O meu amigo mais bonito entra deixando tudo pelo caminho, atravancando qualquer passagem e fala como se cada palavra contivesse um fiat lux imprescindível. As mulheres nem se lembram de mim. Dizem vagamente que gostam dos meus livros e perguntam: é seu amigo? E ele diz que gosta do amor à moda antiga, cheio de luta, muita caça. E elas sorriem. Já não reparam que sou um nada mais charmoso de barba, que sou romântico, ainda pago um jantar, fico à porta das lojas de roupa pacientemente. Exerço a paciência. Não tenho sequer outra hipótese senão ser assim.
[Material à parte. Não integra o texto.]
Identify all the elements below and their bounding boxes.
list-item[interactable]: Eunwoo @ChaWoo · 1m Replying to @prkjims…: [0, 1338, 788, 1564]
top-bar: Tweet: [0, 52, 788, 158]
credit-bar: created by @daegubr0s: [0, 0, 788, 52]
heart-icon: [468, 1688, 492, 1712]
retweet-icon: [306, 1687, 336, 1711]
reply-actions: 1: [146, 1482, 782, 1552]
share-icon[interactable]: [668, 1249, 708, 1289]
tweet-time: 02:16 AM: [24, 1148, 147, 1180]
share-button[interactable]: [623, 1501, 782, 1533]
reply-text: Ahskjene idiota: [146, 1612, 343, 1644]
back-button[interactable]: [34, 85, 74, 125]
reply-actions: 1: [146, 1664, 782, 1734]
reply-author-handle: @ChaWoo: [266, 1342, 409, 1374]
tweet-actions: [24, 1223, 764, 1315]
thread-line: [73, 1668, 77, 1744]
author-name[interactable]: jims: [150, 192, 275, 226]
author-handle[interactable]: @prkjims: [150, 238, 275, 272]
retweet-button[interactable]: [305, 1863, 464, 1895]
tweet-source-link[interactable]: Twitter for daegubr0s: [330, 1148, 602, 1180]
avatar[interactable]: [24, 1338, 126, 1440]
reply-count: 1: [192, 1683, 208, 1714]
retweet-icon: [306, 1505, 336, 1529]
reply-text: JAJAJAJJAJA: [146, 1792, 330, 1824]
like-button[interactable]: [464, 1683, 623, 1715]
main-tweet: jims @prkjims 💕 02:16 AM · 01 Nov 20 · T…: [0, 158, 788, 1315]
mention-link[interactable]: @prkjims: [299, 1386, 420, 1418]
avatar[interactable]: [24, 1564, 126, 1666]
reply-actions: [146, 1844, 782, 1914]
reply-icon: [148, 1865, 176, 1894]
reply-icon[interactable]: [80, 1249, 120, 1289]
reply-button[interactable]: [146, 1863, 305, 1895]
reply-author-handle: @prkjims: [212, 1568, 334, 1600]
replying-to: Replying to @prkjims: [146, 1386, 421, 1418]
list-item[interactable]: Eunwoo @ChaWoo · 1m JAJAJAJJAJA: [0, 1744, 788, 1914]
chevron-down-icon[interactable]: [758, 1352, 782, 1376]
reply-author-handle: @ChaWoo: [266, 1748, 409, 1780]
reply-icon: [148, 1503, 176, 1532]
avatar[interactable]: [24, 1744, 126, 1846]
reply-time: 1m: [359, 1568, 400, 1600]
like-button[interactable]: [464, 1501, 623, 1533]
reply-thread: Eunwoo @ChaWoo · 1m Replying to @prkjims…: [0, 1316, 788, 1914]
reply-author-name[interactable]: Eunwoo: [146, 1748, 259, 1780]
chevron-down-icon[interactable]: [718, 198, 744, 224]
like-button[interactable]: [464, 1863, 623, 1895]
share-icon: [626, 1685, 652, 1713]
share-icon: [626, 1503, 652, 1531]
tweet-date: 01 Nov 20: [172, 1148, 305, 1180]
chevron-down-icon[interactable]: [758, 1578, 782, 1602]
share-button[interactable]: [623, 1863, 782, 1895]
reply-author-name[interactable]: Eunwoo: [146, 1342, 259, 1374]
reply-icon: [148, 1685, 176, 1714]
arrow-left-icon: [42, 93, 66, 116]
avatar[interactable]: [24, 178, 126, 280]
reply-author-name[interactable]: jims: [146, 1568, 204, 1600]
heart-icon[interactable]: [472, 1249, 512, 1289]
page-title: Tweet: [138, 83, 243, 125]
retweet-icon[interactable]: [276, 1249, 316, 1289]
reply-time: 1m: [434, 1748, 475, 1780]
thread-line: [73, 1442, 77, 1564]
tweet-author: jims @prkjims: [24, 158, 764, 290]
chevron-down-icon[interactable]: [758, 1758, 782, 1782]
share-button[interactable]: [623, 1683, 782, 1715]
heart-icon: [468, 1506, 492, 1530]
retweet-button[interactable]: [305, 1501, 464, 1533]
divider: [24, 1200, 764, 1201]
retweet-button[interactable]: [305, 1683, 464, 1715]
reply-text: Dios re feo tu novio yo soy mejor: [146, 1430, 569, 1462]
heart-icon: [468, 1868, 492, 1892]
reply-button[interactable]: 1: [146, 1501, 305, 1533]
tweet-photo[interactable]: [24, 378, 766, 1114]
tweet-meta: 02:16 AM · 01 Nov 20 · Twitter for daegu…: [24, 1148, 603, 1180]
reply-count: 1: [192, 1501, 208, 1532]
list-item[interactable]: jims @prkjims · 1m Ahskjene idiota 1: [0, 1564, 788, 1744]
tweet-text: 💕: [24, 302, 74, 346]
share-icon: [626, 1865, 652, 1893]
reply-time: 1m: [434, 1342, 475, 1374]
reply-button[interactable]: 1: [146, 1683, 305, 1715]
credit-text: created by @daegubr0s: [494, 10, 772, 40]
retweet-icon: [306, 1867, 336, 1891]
A minha paciência é por pura sobrevivência. Estratégia elementar.

Brigo muito para que o mundo seja todo cordial. Gosto da ideia das gentilezas e gosto das cartas escritas à mão, as flores nos beirais, os passeios, ficar vendo a chuva junto, ter arrepio junto, dizer palavras velhinhas como se fôssemos velhinhos porque somos só vulnerabilidade, fragilidade nas mãos um do outro. Claro que me intriga que as mulheres babem para meu amigo mais bonito e já nem escutem um verso, uma graça qualquer. Os meus gestos são impraticáveis no universo do desejo quando o corpo de ginásio aparece. Eu começo a não gostar de ginásios. Toda a gente concorre contra mim.

A última vez que fui seduzido até foi recente. Que maravilha. Chego a ter vontade de pedir autógrafo, perguntar por família, cão, modo de ver televisão, livro favorito. Ser seduzido é tão raro que vejo isso como a intermitência de ir ao Japão. Fui ao Japão duas vezes. Fiquei muito grato à senhora. Ela disse que a amiga dela me achava um gato e que me convidava para um café. Eu perguntei por que a amiga não mo disse diretamente. Respondeu que por timidez. Mas que poderia ir junto para desintimidar tudo. Fiquei comovido. Achei lindo. Não acontece muito e acho lindo.

Por ser noite de trabalho, fila de autógrafo sem fim, horas de avião, sono, abraços e beijos até de moços, eu neguei. Protestei contra a sorte, que me traz um qualquer amor ao lugar errado, ao tempo errado. Como se alguma coisa na nossa vida fosse mais certa do que o amor. É ultrajante.

O meu amigo mais bonito, contudo, não sei como, consegue sempre tempo. A beleza é um nojo. A beleza tem tudo. Chega a ser inteligente. Que raiva.